Ann Pathol. 2004 Sep;24(4):312-8. doi: 10.1016/s0242-6498(04)93977-6.
Ampullary carcinomas (AC) account for 33% of all surgically operable pancreatoduodenal tumors. The 5-year relative survival rate is 50% and tumoral stage is the main prognostic factor. However, among the three AC histological subtypes (intestinal, pancreatobiliary and mixed), a favorable prognostic has been reported for the intestinal subtype.
The aims of this study were to determine the prognostic impact of AC histologic subtype and of cytokeratins (CK) 7 and 20 immunostaining profile in these tumors.

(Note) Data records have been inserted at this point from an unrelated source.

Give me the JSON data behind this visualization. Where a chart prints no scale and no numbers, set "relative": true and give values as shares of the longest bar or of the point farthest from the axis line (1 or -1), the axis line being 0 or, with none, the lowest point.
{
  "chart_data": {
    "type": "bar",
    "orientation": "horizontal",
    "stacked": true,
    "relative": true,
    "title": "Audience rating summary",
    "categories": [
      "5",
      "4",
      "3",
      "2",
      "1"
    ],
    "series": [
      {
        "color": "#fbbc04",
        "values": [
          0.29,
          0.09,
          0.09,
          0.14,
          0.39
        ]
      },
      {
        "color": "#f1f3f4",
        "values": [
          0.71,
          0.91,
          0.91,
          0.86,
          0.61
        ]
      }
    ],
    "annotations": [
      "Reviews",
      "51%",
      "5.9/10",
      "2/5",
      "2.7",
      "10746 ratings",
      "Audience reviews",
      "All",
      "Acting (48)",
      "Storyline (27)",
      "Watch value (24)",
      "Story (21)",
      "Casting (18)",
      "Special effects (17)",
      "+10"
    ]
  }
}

Clinical data of 54 AC were obtained retrospectively. Macroscopic and histologic documents were reviewed and immunostainings for CK7 and CK20 were performed.

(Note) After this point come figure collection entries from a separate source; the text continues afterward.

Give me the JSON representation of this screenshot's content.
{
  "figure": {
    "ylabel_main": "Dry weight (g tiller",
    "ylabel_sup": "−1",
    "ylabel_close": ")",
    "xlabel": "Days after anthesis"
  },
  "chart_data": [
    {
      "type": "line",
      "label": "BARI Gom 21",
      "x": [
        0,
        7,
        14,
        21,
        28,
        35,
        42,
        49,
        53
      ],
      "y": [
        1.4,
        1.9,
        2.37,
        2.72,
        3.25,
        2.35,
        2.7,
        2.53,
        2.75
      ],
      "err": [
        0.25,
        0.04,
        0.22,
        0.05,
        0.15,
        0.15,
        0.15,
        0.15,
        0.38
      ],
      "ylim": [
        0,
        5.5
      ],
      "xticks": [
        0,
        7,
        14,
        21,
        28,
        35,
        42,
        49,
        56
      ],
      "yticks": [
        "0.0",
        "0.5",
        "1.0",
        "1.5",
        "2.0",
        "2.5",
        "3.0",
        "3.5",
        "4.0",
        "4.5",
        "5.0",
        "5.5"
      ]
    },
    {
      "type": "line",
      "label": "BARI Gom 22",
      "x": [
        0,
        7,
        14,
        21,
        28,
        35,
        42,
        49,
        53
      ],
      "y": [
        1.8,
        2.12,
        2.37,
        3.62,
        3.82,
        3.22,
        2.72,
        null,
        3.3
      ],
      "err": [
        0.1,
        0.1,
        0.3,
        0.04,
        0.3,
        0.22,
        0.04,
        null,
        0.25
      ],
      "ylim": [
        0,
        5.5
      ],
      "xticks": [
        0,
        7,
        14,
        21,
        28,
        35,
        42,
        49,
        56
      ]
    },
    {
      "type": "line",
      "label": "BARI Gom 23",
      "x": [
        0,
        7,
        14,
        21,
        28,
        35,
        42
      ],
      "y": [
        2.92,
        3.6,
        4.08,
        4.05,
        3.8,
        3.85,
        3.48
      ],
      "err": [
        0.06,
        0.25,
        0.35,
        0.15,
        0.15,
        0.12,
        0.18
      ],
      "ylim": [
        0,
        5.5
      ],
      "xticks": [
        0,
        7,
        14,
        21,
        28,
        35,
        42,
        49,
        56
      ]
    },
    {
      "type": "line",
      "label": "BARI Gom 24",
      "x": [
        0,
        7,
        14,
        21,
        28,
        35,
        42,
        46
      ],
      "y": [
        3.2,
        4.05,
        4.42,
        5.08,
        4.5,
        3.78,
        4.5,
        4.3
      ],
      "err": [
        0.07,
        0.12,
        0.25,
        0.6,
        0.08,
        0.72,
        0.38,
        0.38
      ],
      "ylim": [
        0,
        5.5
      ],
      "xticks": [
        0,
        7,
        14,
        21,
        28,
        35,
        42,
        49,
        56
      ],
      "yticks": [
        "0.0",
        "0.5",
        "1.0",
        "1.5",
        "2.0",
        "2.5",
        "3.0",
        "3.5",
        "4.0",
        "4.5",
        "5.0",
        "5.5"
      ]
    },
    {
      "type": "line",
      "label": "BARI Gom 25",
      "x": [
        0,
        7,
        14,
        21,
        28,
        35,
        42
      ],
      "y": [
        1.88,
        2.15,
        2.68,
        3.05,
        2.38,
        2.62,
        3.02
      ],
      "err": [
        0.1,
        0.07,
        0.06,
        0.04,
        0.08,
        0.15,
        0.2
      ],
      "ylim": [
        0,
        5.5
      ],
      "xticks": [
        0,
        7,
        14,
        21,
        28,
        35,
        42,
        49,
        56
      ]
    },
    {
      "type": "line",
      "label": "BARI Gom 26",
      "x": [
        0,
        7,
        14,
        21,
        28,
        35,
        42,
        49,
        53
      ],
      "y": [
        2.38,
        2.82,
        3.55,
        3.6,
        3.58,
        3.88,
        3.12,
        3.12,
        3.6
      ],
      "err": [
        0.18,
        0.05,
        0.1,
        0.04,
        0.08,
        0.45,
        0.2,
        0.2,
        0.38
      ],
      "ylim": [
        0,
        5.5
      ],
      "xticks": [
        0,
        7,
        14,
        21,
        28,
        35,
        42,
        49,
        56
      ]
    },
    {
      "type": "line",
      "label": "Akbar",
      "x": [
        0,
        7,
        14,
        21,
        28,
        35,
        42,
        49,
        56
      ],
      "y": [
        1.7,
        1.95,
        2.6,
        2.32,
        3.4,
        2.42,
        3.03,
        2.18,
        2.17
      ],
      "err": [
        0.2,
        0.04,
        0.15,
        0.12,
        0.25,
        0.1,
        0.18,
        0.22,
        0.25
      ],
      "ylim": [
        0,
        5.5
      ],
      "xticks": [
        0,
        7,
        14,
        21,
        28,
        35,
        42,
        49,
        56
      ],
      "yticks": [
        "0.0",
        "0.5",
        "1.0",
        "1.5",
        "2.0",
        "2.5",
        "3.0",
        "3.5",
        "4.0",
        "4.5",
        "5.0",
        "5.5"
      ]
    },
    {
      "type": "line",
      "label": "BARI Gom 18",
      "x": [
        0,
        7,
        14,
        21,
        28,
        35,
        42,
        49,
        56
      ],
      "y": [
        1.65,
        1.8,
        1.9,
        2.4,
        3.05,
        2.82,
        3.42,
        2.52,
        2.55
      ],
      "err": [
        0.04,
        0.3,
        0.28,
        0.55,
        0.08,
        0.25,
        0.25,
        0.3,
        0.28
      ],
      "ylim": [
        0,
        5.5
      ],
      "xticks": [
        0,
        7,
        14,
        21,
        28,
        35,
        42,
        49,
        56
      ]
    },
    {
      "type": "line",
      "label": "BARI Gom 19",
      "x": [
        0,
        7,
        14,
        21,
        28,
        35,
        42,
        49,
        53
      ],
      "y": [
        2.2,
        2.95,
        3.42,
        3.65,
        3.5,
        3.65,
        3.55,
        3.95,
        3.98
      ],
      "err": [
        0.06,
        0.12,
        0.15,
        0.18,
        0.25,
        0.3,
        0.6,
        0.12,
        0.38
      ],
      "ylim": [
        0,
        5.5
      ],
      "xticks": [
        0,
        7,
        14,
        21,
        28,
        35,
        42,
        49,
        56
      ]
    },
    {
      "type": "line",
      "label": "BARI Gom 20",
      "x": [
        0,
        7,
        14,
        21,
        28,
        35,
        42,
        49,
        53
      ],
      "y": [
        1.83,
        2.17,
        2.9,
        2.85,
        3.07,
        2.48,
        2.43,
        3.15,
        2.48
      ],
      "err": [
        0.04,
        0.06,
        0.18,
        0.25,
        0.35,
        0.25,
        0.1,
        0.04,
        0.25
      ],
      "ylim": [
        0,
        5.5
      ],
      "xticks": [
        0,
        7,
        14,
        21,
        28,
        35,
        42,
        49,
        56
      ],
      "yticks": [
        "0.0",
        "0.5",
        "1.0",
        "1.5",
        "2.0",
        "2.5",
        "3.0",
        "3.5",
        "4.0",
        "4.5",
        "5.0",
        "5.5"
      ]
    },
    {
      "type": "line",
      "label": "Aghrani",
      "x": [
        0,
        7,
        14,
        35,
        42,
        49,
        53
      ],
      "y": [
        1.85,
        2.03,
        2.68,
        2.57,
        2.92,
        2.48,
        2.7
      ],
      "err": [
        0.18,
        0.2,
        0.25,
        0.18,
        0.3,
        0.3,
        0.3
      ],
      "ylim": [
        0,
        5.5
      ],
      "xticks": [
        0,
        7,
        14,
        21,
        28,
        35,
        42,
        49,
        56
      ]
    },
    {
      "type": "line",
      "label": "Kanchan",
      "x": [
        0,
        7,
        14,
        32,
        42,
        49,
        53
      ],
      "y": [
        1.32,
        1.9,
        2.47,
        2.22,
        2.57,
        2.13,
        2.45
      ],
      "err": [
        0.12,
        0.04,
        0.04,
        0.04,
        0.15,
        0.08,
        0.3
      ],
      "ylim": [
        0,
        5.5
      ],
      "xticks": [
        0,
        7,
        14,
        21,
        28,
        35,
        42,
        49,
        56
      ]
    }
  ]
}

The classification of tumors, according to histological subtype, was: intestinal 26%, pancreatobiliary 65% and mixed 9%. No correlation was found between histological subtype and tumor stage. The 5-year survival rate varied from 100% for intestinal subtype to 35% for pancreatobiliary subtype. A strong correlation (p < 0.0001) was found between histological subtype and CK7/CK20 immunostaining profile. The 5-year survival rate varied from 100% for CK7-/CK20 + AC to 40% for CK7 + /CK20- AC.
In our study, the intestinal histological subtype had a favorable prognostic value. CK7/CK20 immunostaining profile was helpful for the identification of histological subtype and appears to provide additional prognostic information.